Application to computer vision.

Oct. 2010 - May 2014: PhD in image processing using convex variational approaches, at Université Paris-Est (in collaboration with the Lebanese University).

Defense date: May 27th, 2014

Supervisors: Jean-Christophe Pesquet and Joumana Farah.

Jury: Michèle Basseville, Amel Benazza, Caroline Chaux, Bilal Chebaro, Alfred Hero and François Malgouyres.

Convex optimization aims at searching for the minimum of a convex function over a convex set. While the theory of convex optimization has been largely explored for about a century, several related developments have stimulated a new interest in the topic. The first one is the emergence of efficient optimization algorithms, such as proximal methods, which allow one to easily solve large-size nonsmooth convex problems in a parallel manner. The second development is the discovery of the fact that convex optimization problems are more ubiquitous in practice than was thought previously.

In this thesis, we address two different problems within the framework of convex optimization. The first one is an application to computer stereo vision, where the goal is to recover the depth information of a scene from a pair of images taken from the left and right positions. The second one is the proposition of new mathematical tools to deal with convex optimization problems involving information measures, where the objective is to minimize the divergence between two statistical objects such as random variables or probability distributions.

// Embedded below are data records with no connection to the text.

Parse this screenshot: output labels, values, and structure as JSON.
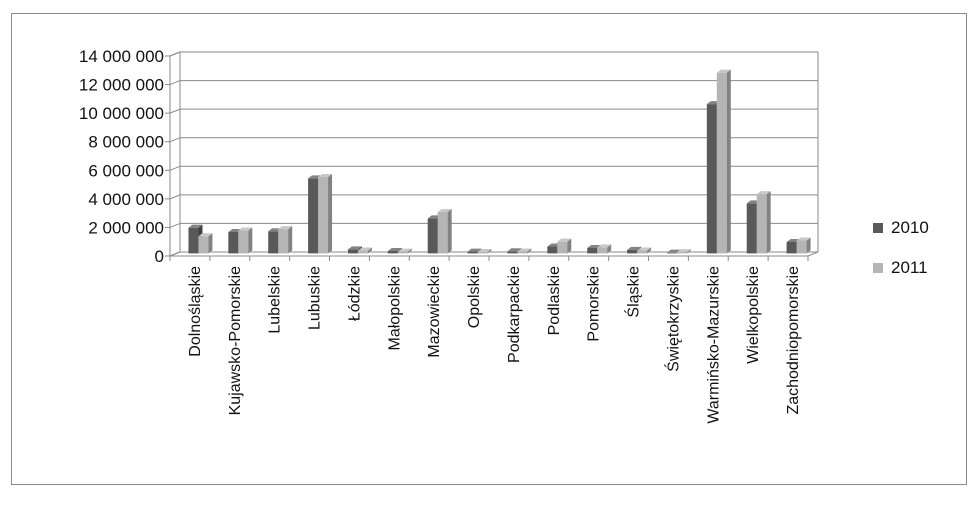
{
  "chart_data": {
    "type": "bar",
    "style": "3d-clustered-column",
    "categories": [
      "Dolnośląskie",
      "Kujawsko-Pomorskie",
      "Lubelskie",
      "Lubuskie",
      "Łódzkie",
      "Małopolskie",
      "Mazowieckie",
      "Opolskie",
      "Podkarpackie",
      "Podlaskie",
      "Pomorskie",
      "Śląskie",
      "Świętokrzyskie",
      "Warmińsko-Mazurskie",
      "Wielkopolskie",
      "Zachodniopomorskie"
    ],
    "series": [
      {
        "name": "2010",
        "color": "#595959",
        "values": [
          1800000,
          1500000,
          1550000,
          5250000,
          280000,
          170000,
          2450000,
          120000,
          150000,
          480000,
          380000,
          250000,
          50000,
          10450000,
          3500000,
          800000
        ]
      },
      {
        "name": "2011",
        "color": "#b5b5b5",
        "values": [
          1200000,
          1600000,
          1700000,
          5350000,
          200000,
          120000,
          2900000,
          100000,
          130000,
          820000,
          420000,
          200000,
          90000,
          12650000,
          4150000,
          900000
        ]
      }
    ],
    "ylim": [
      0,
      14000000
    ],
    "yticks": [
      0,
      2000000,
      4000000,
      6000000,
      8000000,
      10000000,
      12000000,
      14000000
    ],
    "ytick_labels": [
      "0",
      "2 000 000",
      "4 000 000",
      "6 000 000",
      "8 000 000",
      "10 000 000",
      "12 000 000",
      "14 000 000"
    ],
    "grid": true,
    "legend": "right"
  }
}
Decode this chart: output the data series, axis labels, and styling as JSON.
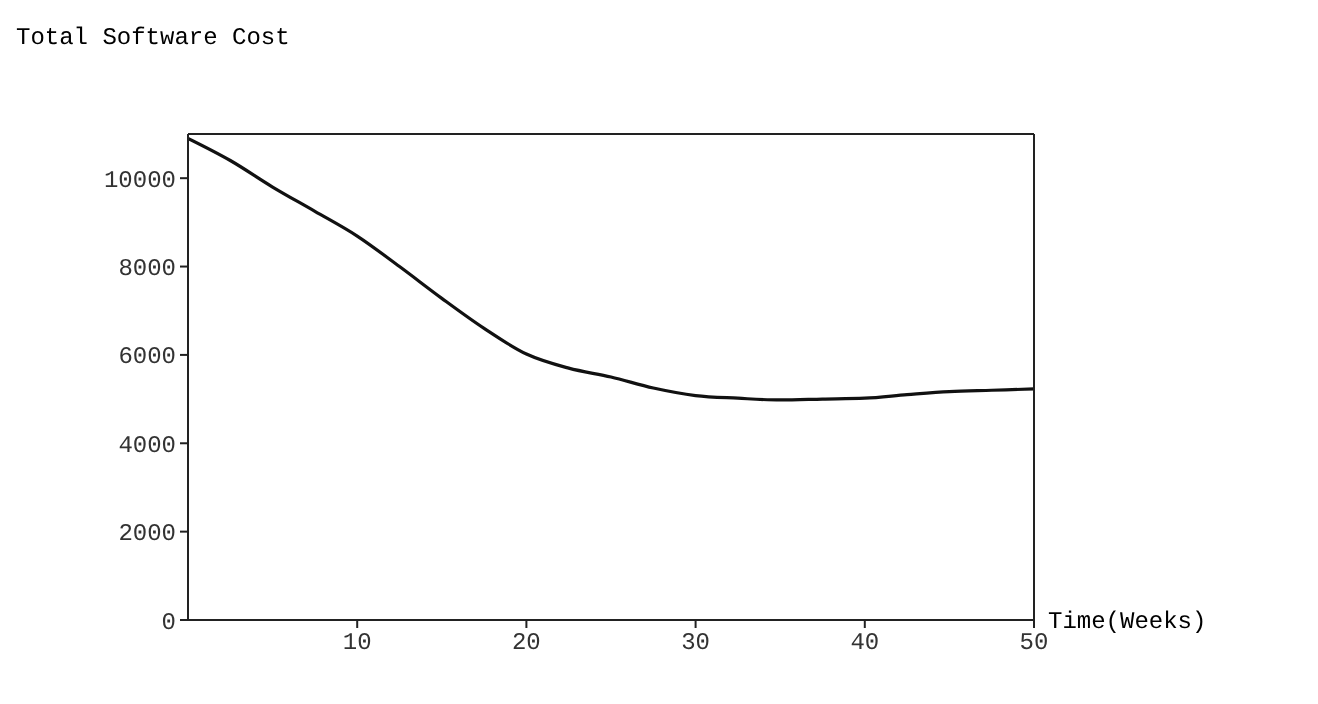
{
  "chart_data": {
    "type": "line",
    "ylabel": "Total Software Cost",
    "xlabel": "Time(Weeks)",
    "x": [
      0,
      2.5,
      5,
      7.5,
      10,
      12.5,
      15,
      17.5,
      20,
      22.5,
      25,
      27.5,
      30,
      32.5,
      35,
      37.5,
      40,
      42.5,
      45,
      47.5,
      50
    ],
    "series": [
      {
        "color": "#111111",
        "values": [
          10900,
          10400,
          9800,
          9250,
          8690,
          8000,
          7280,
          6600,
          6020,
          5700,
          5500,
          5250,
          5080,
          5020,
          4980,
          5000,
          5020,
          5100,
          5170,
          5200,
          5230
        ]
      }
    ],
    "xlim": [
      0,
      50
    ],
    "xticks": [
      10,
      20,
      30,
      40,
      50
    ],
    "ylim": [
      0,
      11000
    ],
    "yticks": [
      0,
      2000,
      4000,
      6000,
      8000,
      10000
    ],
    "grid": false,
    "marker": "none",
    "line_style": "solid"
  }
}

We propose a convex approach to address the problem of dense disparity estimation under varying illumination conditions. A convex energy function is derived for jointly estimating the disparity and the illumination variation. The resulting problem is tackled in a set theoretic framework and solved using proximal tools. It is worth emphasizing the ability of this method to process multicomponent images under illumination variation. The conducted experiments indicate that this approach can effectively deal with the local illumination changes and yields better results compared with existing methods.

We then extend the previous approach to the problem of multi-view disparity estimation. Rather than estimating a single depth map, we estimate a sequence of disparity maps, one for each input image. We address this problem by adopting a discrete reformulation that can be efficiently solved through a convex relaxation. This approach offers the advantage of handling both convex and nonconvex similarity measures within the same framework. We have shown that the additional complexity required by the application of our method to the multi-view case is small with respect to the stereo case.

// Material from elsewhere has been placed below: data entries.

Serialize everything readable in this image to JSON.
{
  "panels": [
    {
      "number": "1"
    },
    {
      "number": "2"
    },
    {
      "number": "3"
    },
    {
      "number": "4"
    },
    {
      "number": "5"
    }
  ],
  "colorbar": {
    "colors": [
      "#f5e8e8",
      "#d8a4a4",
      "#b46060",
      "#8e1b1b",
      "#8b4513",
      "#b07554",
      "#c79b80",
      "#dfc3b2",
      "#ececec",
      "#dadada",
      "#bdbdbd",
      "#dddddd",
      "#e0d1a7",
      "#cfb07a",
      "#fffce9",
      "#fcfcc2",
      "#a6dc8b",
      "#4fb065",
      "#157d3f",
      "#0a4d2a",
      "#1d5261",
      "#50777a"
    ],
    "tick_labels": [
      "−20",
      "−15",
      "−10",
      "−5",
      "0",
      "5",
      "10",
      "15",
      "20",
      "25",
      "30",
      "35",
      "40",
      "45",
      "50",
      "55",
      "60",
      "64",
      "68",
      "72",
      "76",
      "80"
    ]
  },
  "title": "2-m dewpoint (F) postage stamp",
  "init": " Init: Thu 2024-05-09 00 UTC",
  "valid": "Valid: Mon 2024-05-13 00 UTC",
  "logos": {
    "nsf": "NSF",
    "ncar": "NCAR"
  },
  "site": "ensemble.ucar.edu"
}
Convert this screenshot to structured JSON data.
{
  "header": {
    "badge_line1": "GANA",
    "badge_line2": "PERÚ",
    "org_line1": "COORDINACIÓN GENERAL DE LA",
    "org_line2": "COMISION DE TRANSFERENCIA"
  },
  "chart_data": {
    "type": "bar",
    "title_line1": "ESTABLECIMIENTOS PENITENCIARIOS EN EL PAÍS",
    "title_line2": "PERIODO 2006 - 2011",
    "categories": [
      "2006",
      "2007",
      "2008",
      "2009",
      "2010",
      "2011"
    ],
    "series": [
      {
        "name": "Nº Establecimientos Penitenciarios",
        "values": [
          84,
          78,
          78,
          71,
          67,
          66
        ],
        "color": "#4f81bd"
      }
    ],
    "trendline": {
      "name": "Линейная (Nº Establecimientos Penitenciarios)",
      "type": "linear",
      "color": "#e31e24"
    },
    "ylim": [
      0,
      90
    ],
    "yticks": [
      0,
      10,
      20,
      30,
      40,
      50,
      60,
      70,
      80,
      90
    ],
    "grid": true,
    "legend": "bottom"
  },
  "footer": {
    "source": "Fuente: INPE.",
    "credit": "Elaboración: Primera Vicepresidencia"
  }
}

Finally, we have proposed a novel approach to handle a broad class of statistical distances, called Phi-divergences, within the framework of proximal algorithms. In particular, we have developed the expression of the proximity operators of several Phi-divergences, such as Kulback-Leibler, Jeffrey-Kulback, Hellinger, Chi-Square, I-alpha, and Renyi divergences. This allows proximal algorithms to deal with problems involving such divergences, thus overcoming the limitations of current state-of-the-art approaches for similar problems. The proposed approach is validated in two different contexts. The first is an application to image restoration that illustrates how to employ divergences as a regularization term, while the second is an application to image registration that employs divergences as a data fidelity term.